I inched closer to experiencing the personal side of death a few months later during my surgical oncology rotation. There, I followed patients with colon, pancreatic, and breast cancers whose long-term prognoses were poor. Even so, surgeon and patient seemed to have negotiated a silent pact never to look too far ahead, as if exploring that territory might get in the way of what could be done in the short term. Some of these patients probably lived for a few years, while others likely died in a matter of weeks; I never knew for certain, as I soon moved on to the next clinical rotation. Not seeing these deaths allowed me to suspend disbelief about their fates.

But Leslie offered no such escape. Her fetus was too young to have survived on its own, and as a result, in purely legal terms, would not have been considered a person at all. Yet Leslie's piercing cries made clear the emotional stakes: She had lost her child.

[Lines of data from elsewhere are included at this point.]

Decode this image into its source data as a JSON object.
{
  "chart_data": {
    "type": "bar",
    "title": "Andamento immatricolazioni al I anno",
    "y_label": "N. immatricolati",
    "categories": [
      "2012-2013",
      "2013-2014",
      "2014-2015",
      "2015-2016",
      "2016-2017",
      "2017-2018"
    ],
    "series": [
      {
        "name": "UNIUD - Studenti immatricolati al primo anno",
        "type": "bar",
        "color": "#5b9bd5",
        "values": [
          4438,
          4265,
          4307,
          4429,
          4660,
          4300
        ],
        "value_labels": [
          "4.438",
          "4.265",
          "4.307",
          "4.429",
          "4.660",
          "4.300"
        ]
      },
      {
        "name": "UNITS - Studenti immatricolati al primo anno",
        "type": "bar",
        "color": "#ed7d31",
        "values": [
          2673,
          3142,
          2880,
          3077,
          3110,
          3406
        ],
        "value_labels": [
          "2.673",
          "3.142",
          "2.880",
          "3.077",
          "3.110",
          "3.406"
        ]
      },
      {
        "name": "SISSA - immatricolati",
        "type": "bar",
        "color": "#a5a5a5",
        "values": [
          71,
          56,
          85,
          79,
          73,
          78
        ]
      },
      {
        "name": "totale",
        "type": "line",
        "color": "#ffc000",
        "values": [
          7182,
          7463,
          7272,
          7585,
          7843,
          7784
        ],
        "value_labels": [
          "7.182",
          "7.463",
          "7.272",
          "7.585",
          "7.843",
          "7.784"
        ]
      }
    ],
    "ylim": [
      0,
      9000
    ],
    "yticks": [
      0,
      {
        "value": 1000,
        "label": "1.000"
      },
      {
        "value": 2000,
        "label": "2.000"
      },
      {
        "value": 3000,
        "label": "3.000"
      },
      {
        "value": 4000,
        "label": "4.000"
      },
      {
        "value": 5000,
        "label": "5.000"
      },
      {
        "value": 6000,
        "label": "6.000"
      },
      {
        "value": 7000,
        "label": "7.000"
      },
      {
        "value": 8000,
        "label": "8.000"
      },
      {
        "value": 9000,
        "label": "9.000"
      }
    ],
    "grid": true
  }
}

After briefly comforting her, Dr. Garner focused on the medical task at hand. While first trimester miscarriages could sometimes take place safely within a woman's home, the risks of carrying a larger dead fetus—infection and blood clots, among others—necessitated medical intervention. Dr. Garner gave Carla and another nurse medication orders to stimulate Leslie's contractions while also dilating her cervix. “Call over to L and D and tell them to get everything prepped for an IUFD,” she said.

This acronym likely meant nothing to Leslie, whose deep cries had slowed to a whimper. But to me, calling the labor and delivery unit to prep for an intrauterine fetal demise communicated a clear and terrible message: We were getting ready to deliver a dead baby.

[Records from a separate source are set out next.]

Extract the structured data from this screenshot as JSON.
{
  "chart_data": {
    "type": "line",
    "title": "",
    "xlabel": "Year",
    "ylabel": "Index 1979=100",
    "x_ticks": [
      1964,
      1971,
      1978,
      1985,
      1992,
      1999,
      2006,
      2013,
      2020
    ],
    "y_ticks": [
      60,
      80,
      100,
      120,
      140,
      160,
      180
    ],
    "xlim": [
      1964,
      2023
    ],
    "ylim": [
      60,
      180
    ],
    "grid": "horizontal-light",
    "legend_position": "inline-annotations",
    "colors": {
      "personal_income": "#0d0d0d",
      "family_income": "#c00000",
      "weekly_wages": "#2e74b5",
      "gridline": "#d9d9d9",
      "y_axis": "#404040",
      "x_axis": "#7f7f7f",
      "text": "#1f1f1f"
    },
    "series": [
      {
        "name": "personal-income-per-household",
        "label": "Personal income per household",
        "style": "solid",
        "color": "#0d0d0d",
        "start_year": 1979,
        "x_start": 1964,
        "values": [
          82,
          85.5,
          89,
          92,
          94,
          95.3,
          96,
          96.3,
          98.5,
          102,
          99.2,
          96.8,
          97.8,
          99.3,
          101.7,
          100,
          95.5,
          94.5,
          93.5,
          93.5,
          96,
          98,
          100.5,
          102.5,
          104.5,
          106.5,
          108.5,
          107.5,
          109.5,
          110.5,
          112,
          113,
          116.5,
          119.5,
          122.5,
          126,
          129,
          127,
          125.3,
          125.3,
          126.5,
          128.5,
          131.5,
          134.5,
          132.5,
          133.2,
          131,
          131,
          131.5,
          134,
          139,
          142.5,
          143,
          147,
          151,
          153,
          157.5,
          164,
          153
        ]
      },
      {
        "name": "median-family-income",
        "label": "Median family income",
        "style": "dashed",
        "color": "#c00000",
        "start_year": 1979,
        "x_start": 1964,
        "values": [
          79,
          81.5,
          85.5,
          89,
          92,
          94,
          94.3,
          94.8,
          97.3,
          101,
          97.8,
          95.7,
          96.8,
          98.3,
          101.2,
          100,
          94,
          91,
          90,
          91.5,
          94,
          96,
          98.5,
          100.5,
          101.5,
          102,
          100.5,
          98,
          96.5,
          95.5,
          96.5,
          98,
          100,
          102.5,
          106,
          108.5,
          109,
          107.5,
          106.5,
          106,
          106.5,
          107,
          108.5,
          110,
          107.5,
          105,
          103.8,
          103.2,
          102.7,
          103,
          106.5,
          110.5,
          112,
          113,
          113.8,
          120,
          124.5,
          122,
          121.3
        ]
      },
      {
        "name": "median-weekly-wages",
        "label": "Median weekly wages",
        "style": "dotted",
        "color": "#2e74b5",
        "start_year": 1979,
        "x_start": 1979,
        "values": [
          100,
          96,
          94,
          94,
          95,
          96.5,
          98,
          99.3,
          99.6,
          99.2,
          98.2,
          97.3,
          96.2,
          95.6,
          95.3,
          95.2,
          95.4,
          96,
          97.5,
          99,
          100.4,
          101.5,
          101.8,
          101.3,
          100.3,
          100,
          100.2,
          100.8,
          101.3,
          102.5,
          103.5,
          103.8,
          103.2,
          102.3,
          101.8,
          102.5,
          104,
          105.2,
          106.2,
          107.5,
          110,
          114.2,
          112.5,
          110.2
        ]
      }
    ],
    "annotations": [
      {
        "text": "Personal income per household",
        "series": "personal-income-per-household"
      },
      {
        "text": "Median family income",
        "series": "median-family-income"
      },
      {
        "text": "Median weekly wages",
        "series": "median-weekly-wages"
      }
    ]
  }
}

As an assistant nurse wheeled Leslie down the hall of the triage area toward the adjoining labor and delivery suite, we had a few minutes to collect our thoughts. The impact of what we had just seen hit everyone at once.

“This never gets any easier,” Dr. Garner said. “Does it?”

Carla shook her head. “It's awful. But in a case like this, it's for the best.”

Dr. Garner agreed and tried to convince me as well. “Even if we could have gotten a heartbeat and then delivered the baby alive, I doubt it would have survived more than a day,” she said to me. “At this early a gestation, it didn't really have a chance.”

We'd been taught that twenty-four weeks was the cut-off point for a viable pregnancy. We heard about a few cases of live deliveries at twenty-two and twenty-three weeks, but these infants rarely left the hospital alive; when they did, they were profoundly disabled. With that knowledge, I agreed with Carla and Dr. Garner. We were falling back on the familiar “he's in a better place” or “she's no longer suffering” clichés that surviving family and friends so often use for comfort after the death of an elderly or sick loved one. Or at least that was what I thought—until Carla kept talking.

“I knew she was a crackhead,” she said. “I knew it. It's bad enough to ruin your own life, but to do that to your baby? That's just unforgivable. Even if she had carried this baby to term, it wouldn't have stood a chance. Like I said, what happened is all for the best.”

My body stiffened. Dr. Garner, who was walking to the nearby sink to wash her hands, said nothing. Carla was voicing the fear and anger that pervaded the 1980s and 1990s: Crack-addicted moms—primarily poor black women—would birth a generation of “crack babies” who would grow up with serious developmental, psychological, and physical ills, strain limited social resources, and perhaps even threaten the safety of our society. It was in this spirit that a nonprofit California-based program in 1997 started paying drug-addicted women $200 if they agreed to use long-acting contraception or be permanently sterilized. This panic was also enmeshed with the politics of the war on drugs and the fight over abortion, most notably when the state of South Carolina enacted a policy in 1989 that brought criminal charges and punishments against women who used cocaine while pregnant. To many people at this time, pregnant women who smoked crack were true villains.